99. Ode aan mijn cluppie

Het was een jaar of vier geleden dat ik bij de bank in Manhay was en mijn aandacht werd getrokken door een A4-tje naast de pinautomaat. Een volleybalclub ‘loisirs’ in Lierneux was op zoek naar nieuwe leden en iedereen tussen 18 en 65 jaar, man of vrouw, maar wel met volleybalervaring was welkom.
Ik heb in Roosendaal jarenlang gevolleybald en miste de sport wel in mijn nieuwe leefomgeving. Maar wat loisirs betekende wist ik niet en het idee om in een Franstalige club binnen te wandelen was toch wel eng. Ik scheurde toch maar een strookje met een telefoonnummer af en legde dat thuis naast mijn pc. Daar lag het nog wel even, tot ik de moeite nam om op te zoeken wat loisirs betekende. Recreatief. Dat verlaagde de drempel, ik had geen zin meer in wedstrijden en bijbehorende presentie- en trainingsplicht.
En dus belde ik naar dat telefoonnummer om te vragen of ik een keertje mocht komen meespelen.

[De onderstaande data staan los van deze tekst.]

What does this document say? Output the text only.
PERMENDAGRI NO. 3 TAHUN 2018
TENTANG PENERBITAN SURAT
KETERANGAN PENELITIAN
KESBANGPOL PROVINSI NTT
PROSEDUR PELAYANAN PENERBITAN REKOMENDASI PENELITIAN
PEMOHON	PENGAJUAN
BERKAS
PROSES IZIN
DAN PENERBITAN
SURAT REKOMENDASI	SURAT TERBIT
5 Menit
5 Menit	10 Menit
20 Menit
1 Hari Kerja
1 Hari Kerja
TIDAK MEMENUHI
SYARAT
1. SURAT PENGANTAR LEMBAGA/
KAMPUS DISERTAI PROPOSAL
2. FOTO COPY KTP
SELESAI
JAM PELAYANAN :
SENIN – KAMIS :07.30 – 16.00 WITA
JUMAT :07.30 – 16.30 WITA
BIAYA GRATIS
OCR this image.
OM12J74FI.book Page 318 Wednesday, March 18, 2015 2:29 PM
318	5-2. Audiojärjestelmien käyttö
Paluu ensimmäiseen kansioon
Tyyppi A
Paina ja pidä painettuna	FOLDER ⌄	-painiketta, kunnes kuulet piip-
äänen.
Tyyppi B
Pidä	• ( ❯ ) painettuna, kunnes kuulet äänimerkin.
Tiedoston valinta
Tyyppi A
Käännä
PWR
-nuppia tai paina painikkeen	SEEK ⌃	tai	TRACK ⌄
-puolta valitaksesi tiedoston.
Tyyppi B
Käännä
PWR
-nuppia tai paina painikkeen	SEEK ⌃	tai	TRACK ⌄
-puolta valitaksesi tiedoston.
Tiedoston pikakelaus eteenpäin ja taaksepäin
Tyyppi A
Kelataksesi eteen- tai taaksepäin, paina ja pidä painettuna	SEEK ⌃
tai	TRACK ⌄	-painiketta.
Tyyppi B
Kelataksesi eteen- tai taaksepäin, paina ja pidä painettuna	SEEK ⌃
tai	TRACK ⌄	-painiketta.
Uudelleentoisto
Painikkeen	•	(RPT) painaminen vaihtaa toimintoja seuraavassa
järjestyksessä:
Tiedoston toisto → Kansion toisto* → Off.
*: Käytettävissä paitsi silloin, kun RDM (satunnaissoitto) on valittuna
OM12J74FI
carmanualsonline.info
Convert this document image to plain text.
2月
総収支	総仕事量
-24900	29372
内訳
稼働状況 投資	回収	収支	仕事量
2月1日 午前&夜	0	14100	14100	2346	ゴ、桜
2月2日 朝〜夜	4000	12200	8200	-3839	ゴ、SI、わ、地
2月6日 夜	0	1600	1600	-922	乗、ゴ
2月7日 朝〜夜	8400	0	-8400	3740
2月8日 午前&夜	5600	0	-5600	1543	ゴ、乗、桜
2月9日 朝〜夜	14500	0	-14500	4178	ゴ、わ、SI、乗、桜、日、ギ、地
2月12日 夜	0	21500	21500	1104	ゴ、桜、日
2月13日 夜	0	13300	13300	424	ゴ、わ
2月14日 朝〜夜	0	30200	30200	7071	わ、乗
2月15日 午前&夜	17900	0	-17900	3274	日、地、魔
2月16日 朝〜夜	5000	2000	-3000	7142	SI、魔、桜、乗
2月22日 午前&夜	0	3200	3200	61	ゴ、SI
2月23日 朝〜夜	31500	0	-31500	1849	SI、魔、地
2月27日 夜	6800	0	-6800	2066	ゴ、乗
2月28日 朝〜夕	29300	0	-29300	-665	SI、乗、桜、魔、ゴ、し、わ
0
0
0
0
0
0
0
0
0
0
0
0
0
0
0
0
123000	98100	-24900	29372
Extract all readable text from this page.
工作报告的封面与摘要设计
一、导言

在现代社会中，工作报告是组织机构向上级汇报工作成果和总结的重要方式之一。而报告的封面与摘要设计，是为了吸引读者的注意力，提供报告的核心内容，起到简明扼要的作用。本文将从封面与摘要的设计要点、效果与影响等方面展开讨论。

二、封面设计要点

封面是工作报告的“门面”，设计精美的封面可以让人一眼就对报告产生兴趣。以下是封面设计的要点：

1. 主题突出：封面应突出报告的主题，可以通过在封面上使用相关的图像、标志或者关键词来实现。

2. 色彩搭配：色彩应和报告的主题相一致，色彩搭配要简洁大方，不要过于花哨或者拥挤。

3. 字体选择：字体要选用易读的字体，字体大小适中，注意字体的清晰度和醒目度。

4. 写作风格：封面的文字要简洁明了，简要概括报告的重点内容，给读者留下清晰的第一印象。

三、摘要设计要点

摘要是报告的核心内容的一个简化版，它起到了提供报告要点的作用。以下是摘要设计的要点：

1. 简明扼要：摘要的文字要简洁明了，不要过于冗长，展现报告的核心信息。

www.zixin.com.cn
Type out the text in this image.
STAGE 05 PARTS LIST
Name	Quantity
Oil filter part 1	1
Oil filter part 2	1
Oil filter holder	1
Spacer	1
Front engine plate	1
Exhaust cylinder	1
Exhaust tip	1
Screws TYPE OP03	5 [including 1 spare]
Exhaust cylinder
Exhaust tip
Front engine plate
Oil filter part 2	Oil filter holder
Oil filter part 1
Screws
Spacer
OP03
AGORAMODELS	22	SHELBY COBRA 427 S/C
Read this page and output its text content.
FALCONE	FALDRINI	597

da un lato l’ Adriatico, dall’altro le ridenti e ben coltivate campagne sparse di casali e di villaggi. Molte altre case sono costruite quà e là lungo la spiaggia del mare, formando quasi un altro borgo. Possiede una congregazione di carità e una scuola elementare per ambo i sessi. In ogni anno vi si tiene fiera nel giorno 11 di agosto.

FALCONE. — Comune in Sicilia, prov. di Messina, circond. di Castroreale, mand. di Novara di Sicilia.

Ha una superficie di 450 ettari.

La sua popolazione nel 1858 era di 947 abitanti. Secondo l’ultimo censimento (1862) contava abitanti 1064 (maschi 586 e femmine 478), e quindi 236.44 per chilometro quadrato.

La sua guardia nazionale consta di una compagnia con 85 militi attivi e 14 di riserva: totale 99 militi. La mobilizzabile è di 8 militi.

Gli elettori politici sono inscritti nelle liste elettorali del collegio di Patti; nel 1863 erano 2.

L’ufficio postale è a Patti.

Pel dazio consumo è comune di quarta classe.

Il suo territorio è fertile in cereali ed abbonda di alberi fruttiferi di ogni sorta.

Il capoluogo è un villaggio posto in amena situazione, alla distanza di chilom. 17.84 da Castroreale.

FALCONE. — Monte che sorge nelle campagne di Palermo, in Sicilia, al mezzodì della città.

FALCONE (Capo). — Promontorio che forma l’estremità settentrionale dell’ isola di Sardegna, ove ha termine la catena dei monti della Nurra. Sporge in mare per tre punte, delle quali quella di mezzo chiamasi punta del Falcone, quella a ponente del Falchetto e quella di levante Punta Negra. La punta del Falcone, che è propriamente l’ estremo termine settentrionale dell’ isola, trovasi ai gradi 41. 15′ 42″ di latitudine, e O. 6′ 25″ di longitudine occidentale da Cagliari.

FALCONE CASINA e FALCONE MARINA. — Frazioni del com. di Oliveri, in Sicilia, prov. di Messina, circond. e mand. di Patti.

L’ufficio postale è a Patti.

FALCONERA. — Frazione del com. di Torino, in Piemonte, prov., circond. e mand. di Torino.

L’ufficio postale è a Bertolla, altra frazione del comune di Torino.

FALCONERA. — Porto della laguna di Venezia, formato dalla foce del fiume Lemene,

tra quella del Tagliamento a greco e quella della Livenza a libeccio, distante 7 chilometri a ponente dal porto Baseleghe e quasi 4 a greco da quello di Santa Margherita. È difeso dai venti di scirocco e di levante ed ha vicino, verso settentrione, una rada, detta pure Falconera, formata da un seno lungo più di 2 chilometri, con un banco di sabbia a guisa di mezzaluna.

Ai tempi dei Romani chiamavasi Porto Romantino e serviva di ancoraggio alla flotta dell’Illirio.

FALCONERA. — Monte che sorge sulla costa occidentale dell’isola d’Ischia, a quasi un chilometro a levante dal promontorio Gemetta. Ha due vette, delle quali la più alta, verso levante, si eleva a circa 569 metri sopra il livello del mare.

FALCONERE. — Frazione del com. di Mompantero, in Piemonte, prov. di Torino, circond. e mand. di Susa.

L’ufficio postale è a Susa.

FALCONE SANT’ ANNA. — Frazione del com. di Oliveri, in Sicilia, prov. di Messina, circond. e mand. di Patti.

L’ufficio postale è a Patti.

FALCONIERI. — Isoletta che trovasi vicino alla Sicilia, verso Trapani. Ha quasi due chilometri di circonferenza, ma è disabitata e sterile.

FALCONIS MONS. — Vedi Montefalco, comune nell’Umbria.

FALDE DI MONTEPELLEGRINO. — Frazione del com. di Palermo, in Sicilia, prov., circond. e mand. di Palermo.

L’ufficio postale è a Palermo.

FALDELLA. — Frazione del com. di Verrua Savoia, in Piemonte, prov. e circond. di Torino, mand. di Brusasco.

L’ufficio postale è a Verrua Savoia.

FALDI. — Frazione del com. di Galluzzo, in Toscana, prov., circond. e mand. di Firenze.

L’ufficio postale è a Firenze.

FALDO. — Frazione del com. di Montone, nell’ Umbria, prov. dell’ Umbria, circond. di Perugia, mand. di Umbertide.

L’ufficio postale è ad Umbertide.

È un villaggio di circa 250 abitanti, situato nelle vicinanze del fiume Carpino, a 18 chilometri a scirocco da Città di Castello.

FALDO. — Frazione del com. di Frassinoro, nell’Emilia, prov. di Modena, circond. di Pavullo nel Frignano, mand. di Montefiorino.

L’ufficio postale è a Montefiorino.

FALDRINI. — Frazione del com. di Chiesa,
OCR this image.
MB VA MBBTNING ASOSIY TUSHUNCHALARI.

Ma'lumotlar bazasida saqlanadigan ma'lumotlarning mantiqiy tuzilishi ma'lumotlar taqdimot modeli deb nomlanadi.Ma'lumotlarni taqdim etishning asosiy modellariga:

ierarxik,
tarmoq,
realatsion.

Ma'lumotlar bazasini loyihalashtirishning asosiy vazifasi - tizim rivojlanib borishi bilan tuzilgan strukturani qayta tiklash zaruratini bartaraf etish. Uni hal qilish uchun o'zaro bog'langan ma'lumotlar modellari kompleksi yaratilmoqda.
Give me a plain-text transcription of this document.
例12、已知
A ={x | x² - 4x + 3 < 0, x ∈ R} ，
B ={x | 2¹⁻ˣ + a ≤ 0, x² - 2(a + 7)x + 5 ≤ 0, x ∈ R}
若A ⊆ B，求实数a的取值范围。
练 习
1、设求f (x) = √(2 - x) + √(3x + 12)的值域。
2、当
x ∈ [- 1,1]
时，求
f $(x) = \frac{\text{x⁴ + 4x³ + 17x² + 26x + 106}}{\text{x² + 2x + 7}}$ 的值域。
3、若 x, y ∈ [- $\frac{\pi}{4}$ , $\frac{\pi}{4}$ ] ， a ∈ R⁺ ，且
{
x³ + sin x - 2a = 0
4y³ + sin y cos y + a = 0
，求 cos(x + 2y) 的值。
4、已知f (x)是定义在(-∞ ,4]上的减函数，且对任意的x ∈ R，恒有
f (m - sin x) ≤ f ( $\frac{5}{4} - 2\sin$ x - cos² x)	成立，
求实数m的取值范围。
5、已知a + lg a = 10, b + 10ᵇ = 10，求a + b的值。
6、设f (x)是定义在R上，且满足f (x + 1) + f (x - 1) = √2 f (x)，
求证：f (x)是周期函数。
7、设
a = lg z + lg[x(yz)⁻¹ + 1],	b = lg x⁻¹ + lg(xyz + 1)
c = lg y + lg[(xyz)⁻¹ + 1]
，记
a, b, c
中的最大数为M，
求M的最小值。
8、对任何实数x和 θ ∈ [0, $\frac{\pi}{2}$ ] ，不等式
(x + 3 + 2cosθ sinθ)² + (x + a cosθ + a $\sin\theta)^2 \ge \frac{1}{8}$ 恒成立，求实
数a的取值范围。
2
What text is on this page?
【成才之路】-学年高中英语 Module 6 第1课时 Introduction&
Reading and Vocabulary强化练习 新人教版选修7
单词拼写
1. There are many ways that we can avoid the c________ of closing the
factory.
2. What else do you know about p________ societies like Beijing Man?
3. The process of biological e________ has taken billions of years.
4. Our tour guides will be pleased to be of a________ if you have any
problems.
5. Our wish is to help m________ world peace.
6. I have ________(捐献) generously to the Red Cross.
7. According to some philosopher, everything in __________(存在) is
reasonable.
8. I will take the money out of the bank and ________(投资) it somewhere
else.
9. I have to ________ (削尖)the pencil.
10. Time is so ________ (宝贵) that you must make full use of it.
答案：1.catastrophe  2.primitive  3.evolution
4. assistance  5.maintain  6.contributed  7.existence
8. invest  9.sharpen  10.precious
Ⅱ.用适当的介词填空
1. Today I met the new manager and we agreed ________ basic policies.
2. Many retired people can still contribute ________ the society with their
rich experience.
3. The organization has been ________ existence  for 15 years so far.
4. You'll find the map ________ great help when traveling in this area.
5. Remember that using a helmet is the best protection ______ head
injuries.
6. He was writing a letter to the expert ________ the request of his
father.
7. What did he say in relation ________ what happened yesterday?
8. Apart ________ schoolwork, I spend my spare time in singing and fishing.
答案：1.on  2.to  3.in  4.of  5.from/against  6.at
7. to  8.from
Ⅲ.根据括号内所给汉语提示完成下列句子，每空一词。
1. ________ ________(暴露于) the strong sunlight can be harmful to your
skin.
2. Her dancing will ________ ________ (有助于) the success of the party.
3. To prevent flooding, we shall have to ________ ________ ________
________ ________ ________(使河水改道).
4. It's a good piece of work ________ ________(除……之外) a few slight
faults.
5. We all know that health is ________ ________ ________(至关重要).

Ik speel nu al een aantal jaar bij mijn cluppie. Het begon met wat stilzwijgend meedoen en proberen te ontrafelen wat er in godsnaam werd gezegd in het veld. Tegen mij of tegen anderen. Ik leerde de Franse woorden voor set-up, blokken, verdedigen, het net, tapen, aanvallen en nog veel meer. Ik begreep een heleboel ongetwijfeld foute, schuine of flauwe grappen niet en lachte meestal maar wat mee. In mezelf had ik een hoop lol over wat ik zag en de onderlinge verstandhouding tussen iedereen. Zelf riep ik in een reflex af en toe ”uit!” of “los!” en dan keken mijn teamgenoten mij gek aan.  Andersom hoorde ik “vas-y!” en tegen de tijd dat ik dat vertaald had als pak jij de bal maar, lag ie al lang en breed op de grond. Mijn cluppie is een bonte mix van jong en oud, man en vrouw, ieder met zijn of haar eigen karakter en wisselend bloedfanatiek. Gemene deler is dat ze me allemaal hebben geaccepteerd en opgenomen als nieuw clublid, zo voelt het toch in elk geval.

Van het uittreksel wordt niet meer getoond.